Most programs have the option to **force** variables to be included in the model. This is important in cases where there is a primary factor of interest such as a treatment effect.

“… perhaps the most serious source of error lies in letting statistical procedures make decisions for you.” “Don’t be too quick to turn on the computer. Bypassing the brain to compute by reflex is a sure recipe for disaster.”

Good and Hardin, Common Errors in Statistics (and How to Avoid Them), p. 3, p. 152

Warnings:

- Stopping criteria and algorithm can be different for different software programs.
- Can reject perfectly plausible models from later consideration
- Hides relationships between variables (X3 is added and now X1 is no longer significant. X1 vs X3 should be looked at)

*Best Subsets*

- Select one X with highest simple \(r\) with Y
- Select two X’s with highest multiple \(r\) with Y
- Select three X’s with highest multiple \(r\) with Y etc.
- Compute adjusted R2, AIC or BIC each time.
- Compare and choose among the “best subsets” of various sizes.

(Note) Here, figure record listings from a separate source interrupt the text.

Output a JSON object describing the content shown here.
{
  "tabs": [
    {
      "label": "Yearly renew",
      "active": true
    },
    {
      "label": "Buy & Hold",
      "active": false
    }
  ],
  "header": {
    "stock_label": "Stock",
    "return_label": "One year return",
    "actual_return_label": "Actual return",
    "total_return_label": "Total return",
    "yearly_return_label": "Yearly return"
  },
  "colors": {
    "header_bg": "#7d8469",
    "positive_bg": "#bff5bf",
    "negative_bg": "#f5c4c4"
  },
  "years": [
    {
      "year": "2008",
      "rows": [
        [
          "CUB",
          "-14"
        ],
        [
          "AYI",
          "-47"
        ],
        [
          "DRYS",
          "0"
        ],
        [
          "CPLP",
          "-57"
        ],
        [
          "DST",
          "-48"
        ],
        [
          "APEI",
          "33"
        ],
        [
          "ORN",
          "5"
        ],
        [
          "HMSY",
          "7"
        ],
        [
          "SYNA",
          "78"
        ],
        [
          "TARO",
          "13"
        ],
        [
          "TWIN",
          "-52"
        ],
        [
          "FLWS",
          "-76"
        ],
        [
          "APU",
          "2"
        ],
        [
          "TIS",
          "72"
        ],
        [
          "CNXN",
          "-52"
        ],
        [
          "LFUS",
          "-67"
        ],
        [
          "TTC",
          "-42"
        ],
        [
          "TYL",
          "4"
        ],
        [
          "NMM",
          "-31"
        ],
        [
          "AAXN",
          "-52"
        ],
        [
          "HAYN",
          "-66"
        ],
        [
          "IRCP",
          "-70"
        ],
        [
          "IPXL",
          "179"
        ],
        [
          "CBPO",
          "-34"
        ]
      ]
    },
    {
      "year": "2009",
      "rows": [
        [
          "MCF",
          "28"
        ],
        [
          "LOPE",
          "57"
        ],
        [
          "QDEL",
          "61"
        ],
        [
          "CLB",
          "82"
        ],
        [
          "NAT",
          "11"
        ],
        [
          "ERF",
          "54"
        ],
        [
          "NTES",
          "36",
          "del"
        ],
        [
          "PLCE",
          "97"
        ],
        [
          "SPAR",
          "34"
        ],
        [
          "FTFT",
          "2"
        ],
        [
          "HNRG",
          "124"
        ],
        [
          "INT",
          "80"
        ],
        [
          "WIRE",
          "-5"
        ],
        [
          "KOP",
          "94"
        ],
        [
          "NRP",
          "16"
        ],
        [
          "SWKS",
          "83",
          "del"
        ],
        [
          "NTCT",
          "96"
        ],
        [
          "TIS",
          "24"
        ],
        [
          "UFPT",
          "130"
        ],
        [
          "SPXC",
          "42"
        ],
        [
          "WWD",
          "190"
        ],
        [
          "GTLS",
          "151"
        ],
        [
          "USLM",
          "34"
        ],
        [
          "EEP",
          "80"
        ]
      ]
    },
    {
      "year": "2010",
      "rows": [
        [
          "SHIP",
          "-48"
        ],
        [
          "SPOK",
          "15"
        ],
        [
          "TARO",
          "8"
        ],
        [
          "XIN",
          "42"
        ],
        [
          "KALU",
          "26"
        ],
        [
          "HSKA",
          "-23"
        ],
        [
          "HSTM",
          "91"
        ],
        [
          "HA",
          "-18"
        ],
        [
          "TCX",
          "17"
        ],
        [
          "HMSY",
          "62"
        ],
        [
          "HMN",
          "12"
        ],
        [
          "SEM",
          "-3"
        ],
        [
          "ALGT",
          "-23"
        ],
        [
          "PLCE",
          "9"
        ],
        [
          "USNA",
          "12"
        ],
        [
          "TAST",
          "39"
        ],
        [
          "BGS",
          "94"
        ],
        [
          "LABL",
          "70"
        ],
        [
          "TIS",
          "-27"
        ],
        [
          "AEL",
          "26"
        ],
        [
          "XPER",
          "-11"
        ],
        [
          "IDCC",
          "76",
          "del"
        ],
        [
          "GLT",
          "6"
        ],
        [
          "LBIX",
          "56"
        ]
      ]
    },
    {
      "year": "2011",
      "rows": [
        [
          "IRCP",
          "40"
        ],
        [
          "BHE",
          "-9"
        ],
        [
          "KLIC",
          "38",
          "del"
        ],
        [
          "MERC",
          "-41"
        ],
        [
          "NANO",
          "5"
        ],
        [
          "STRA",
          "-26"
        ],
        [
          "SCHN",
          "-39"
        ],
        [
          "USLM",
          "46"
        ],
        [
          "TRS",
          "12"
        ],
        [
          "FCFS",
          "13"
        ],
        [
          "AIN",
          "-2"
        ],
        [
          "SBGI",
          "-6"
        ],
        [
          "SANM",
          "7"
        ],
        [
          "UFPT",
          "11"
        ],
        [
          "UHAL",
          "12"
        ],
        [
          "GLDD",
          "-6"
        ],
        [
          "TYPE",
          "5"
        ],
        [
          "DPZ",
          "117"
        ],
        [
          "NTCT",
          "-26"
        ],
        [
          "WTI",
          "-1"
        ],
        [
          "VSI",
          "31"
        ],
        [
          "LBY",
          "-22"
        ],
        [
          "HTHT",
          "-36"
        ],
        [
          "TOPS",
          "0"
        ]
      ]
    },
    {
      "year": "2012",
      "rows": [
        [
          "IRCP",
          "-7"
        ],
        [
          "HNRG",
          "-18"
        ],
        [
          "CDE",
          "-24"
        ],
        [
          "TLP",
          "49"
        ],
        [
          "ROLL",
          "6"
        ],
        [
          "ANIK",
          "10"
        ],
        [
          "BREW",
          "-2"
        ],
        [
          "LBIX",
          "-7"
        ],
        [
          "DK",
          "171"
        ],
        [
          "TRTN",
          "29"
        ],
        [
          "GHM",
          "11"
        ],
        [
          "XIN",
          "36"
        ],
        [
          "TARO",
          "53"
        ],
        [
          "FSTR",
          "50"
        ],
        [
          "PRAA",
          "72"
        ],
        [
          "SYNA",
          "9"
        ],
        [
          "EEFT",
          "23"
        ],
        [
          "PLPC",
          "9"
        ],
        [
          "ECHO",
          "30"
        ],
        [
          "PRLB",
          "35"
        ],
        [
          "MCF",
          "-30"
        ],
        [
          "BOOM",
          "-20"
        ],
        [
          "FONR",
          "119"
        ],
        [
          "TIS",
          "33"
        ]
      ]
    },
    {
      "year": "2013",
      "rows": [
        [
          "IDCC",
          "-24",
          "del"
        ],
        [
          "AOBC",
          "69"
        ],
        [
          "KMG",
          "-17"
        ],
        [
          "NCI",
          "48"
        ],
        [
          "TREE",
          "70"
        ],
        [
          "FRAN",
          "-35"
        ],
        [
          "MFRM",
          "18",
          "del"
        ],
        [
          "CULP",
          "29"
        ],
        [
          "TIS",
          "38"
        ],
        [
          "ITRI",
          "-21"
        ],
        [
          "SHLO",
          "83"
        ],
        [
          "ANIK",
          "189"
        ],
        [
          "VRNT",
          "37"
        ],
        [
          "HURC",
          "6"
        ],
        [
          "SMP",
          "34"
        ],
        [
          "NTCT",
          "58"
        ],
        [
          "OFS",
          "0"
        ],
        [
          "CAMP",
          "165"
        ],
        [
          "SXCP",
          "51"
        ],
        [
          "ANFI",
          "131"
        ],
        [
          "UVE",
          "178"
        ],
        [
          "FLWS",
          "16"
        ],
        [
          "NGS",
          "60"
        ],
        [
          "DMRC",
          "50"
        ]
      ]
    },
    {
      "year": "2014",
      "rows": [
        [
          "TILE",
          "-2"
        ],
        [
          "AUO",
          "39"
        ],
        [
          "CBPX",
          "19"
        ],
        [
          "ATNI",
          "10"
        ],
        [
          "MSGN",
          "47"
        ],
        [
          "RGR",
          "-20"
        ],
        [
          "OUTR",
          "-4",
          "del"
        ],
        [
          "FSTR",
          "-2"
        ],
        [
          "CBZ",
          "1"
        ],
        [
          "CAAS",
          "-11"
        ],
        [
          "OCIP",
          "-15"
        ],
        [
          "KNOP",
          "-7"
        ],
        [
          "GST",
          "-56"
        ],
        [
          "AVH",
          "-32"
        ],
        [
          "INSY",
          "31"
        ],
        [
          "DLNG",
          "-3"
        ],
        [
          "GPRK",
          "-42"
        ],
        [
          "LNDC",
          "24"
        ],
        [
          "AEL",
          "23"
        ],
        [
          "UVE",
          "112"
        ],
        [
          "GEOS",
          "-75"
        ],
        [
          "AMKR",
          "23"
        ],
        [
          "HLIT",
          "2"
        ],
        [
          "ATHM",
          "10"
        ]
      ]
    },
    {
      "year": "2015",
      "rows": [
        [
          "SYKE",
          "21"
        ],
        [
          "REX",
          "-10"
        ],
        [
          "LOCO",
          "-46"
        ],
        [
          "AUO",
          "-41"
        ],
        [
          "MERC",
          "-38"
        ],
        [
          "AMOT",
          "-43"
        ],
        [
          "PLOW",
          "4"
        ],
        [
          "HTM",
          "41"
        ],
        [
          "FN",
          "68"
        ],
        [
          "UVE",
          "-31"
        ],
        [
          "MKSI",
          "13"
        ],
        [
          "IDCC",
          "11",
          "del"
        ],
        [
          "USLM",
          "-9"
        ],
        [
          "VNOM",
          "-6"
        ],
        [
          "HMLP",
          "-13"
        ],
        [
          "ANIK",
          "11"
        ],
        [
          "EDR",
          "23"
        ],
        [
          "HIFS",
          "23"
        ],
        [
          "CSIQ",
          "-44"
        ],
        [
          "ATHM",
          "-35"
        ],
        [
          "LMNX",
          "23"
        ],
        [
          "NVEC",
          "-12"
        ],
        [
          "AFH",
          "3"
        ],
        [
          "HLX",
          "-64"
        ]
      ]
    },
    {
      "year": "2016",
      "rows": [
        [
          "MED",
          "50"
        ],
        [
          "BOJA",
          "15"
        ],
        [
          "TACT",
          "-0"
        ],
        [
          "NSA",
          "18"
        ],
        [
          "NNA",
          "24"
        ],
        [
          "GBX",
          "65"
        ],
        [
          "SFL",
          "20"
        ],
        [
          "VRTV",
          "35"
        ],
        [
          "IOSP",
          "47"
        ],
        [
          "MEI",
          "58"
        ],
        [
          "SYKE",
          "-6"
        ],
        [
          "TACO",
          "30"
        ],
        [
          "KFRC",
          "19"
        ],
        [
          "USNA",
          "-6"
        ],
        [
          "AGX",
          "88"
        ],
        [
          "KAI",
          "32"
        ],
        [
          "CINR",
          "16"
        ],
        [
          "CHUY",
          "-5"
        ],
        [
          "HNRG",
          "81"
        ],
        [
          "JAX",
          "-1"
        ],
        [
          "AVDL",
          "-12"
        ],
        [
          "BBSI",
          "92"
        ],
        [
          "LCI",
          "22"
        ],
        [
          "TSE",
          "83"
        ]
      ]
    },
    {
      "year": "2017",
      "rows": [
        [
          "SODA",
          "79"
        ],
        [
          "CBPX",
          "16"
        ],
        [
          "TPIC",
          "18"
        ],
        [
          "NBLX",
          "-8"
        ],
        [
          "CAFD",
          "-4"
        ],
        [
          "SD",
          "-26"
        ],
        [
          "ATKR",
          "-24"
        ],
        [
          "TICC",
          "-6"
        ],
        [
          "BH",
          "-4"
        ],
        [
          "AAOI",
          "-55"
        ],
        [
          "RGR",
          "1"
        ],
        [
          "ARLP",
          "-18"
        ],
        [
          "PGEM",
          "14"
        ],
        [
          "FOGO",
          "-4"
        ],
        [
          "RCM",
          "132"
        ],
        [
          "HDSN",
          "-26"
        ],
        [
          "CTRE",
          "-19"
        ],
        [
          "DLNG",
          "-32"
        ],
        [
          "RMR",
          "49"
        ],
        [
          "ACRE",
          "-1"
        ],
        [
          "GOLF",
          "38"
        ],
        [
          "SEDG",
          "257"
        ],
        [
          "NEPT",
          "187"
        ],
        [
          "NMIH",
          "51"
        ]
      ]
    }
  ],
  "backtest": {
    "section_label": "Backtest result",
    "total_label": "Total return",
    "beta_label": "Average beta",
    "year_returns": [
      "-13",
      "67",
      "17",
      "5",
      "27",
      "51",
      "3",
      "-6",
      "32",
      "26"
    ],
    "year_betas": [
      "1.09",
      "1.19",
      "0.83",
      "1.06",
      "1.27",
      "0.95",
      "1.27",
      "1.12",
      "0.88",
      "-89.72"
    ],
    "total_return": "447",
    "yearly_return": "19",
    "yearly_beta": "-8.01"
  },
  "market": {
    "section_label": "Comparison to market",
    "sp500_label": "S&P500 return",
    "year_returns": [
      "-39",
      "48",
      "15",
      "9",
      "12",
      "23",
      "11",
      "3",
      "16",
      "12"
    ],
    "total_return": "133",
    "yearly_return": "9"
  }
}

### 9.6.2 Implementation in R

Refer to the following refereces

- Notes maintained by Xiaorhui Zhu for a data mining class at Linder College of Business: https://xiaoruizhu.github.io/Data-Mining-R/lecture/3_LinearReg.html
- Jupyter notebook (R kernel) Stats 191 at Stanford. This one uses cross-validation on the stepwise procedures, and demonstrates the dangers of trusting models that come out of blind use of variable selection methods. https://web.stanford.edu/class/stats191/notebooks/Selection.html
- Author and year unknown, but shows best subsets. At least 2 years old, content has not been tested recently. https://rstudio-pubs-static.s3.amazonaws.com/2897_9220b21cfc0c43a396ff9abf122bb351.html

### 9.6.3 Lasso

**L**east **A**bsolute **S**hrinkage and **S**election **O**perator.

Goal is to minimize

\[ RSS + \lambda \sum_{j}\mid \beta_{j} \ \mid \]

where \(\lambda\) is a model complexity penalty parameter.

- Used during cross-validation and AIC/BIC
- “Shrinks” the coefficients, setting some to exactly 0.

- For now, use lasso to choose variables, then fit a model with only those selected variables in the final model.
- Variables chosen in this manner are important, yet biased estimates.